Fonte: https://tendlyn.com/imprint/what-people-plan-to-buy-post-pandemic/ Publicado: 2021-07-16T00:18:02.000Z Tempo de leitura: 9 minutos
Não é surpresa que muitas das nossas rotinas e normas diárias mudaram drasticamente desde o ano passado. Desde a forma como cuidamos da nossa saúde até como interagimos pessoalmente uns com os outros, a pandemia de Covid-19 resultou numa rápida mudança do mundo como o conhecemos.
Os efeitos que o ano passado trouxe sobre nós ainda vão permanecer por um tempo, incluindo como os consumidores se comportam num cenário de varejo em constante mudança.

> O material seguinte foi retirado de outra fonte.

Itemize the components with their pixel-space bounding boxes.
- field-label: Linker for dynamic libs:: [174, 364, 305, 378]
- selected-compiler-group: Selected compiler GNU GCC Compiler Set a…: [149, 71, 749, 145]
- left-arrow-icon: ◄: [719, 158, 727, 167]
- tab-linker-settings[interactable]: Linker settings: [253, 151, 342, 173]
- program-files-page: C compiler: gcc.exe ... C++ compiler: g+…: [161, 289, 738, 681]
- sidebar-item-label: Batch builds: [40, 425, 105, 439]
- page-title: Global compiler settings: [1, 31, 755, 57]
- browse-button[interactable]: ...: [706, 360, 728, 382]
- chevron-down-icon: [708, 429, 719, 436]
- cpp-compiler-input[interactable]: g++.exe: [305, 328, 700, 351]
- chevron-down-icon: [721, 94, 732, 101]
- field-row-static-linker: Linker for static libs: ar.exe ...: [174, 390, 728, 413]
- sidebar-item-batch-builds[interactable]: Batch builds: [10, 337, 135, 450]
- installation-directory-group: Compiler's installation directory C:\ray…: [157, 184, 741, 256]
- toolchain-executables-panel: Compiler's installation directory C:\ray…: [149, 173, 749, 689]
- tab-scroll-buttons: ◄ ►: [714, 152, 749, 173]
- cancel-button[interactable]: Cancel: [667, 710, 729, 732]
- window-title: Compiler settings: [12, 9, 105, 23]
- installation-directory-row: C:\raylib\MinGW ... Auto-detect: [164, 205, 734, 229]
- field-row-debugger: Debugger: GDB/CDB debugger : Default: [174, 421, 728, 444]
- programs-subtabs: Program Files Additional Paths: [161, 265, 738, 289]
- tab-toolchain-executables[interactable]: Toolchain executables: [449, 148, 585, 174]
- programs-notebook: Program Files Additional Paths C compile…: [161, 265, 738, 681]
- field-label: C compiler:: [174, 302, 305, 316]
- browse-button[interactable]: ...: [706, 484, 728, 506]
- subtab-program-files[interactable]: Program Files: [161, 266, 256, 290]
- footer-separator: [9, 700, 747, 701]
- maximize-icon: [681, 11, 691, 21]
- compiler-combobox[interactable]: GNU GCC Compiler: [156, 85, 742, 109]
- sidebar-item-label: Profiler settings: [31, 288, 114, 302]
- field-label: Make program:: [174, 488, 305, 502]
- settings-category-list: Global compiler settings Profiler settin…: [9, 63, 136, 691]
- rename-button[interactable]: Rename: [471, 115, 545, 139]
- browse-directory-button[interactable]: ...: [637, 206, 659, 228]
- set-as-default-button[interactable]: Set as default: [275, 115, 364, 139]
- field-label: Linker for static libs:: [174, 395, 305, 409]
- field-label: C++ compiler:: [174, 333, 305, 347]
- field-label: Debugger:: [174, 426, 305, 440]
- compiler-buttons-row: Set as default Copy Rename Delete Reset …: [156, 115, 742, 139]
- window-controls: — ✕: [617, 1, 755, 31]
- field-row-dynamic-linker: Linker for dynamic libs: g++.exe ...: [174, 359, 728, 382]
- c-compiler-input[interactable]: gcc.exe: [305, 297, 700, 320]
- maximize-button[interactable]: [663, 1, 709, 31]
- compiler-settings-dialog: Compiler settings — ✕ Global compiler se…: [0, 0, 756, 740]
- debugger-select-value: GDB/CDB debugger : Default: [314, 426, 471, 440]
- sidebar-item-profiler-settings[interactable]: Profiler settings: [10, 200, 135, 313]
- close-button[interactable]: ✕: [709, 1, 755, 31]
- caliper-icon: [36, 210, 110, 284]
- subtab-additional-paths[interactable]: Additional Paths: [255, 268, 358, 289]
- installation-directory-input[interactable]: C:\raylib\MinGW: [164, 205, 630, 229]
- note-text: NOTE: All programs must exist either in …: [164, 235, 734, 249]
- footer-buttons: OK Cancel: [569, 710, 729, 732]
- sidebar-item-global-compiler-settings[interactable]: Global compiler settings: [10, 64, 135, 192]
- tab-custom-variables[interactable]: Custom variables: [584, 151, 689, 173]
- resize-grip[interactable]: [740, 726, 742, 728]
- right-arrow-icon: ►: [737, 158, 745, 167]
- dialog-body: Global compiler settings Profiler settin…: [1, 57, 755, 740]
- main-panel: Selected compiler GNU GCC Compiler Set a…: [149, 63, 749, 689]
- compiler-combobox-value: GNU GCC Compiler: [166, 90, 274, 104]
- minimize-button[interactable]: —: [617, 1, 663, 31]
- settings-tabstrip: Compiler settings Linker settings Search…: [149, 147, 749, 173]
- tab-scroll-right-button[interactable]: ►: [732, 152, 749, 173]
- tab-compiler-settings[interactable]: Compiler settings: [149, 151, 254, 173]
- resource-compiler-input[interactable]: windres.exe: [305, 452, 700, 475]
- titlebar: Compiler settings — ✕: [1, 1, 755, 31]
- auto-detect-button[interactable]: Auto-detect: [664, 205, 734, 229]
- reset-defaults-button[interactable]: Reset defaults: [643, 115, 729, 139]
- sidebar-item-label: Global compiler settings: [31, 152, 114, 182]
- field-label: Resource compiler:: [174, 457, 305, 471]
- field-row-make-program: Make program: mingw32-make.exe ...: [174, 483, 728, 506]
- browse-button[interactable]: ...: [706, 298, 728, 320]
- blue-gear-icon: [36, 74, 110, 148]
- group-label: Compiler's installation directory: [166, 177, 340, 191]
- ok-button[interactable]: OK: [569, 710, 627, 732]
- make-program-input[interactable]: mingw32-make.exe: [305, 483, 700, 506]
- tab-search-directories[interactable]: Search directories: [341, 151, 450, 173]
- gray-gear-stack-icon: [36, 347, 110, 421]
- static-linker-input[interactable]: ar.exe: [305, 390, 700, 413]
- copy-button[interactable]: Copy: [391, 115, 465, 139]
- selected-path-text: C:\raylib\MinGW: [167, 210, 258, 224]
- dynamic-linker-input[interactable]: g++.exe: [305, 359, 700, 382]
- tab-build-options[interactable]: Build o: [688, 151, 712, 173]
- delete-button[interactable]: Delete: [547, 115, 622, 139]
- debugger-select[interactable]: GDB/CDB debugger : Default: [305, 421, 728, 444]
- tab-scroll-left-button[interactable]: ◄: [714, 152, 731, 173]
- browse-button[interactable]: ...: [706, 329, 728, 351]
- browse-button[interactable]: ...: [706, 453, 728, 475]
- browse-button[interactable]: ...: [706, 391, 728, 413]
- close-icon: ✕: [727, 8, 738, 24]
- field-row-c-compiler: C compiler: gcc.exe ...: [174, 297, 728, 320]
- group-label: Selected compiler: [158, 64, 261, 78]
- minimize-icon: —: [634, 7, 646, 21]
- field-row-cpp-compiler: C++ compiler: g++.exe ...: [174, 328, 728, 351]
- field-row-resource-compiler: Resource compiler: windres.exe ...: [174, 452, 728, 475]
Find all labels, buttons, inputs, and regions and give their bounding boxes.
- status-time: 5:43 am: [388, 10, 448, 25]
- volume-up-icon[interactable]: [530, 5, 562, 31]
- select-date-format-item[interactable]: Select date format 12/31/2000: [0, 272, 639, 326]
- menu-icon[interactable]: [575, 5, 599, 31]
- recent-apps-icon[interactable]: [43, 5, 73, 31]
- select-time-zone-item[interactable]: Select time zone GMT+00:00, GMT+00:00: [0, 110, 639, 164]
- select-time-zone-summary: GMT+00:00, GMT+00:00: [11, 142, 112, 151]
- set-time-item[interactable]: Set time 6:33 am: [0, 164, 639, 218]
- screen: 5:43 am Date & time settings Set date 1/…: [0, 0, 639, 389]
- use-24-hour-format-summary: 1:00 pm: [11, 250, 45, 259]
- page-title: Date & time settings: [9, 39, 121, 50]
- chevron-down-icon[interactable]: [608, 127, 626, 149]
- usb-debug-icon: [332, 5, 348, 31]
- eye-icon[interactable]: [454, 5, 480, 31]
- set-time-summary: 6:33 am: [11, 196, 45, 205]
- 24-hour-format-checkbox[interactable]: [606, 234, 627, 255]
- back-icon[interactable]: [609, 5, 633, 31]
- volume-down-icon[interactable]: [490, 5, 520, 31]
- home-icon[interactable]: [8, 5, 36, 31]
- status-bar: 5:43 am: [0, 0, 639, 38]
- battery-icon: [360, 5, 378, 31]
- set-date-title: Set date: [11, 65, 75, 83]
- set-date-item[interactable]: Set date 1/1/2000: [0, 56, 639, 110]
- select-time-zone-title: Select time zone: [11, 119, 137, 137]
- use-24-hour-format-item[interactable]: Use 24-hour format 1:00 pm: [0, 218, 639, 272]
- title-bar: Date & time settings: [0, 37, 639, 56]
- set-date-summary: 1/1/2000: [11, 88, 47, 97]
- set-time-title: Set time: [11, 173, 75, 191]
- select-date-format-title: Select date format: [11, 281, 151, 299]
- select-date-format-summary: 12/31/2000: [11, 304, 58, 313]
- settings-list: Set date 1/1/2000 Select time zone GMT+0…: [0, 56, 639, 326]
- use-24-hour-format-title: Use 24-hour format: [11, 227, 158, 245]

🛍️ Como e o que compramos mudou drasticamente.
Devido à pandemia global, muitas indústrias tiveram que se adaptar a um modo de operação digital-first para contornar as restrições de abertura de lojas e os lockdowns em cidades ou países.
Isso significou que o ecommerce disparou. Um estudo da Adobe Analytics descobriu que as vendas de ecommerce nos EUA subiram 42% em 2020, enquanto o Mastercard Economics Institute relatou que os consumidores gastaram US$ 900 bilhões a mais online em 2020 sozinhos! Isso mostrou a crescente necessidade de as empresas atenderem às demandas dos consumidores usando métodos de venda seguros e sem contato, como click-and-collect e modelos de assinatura.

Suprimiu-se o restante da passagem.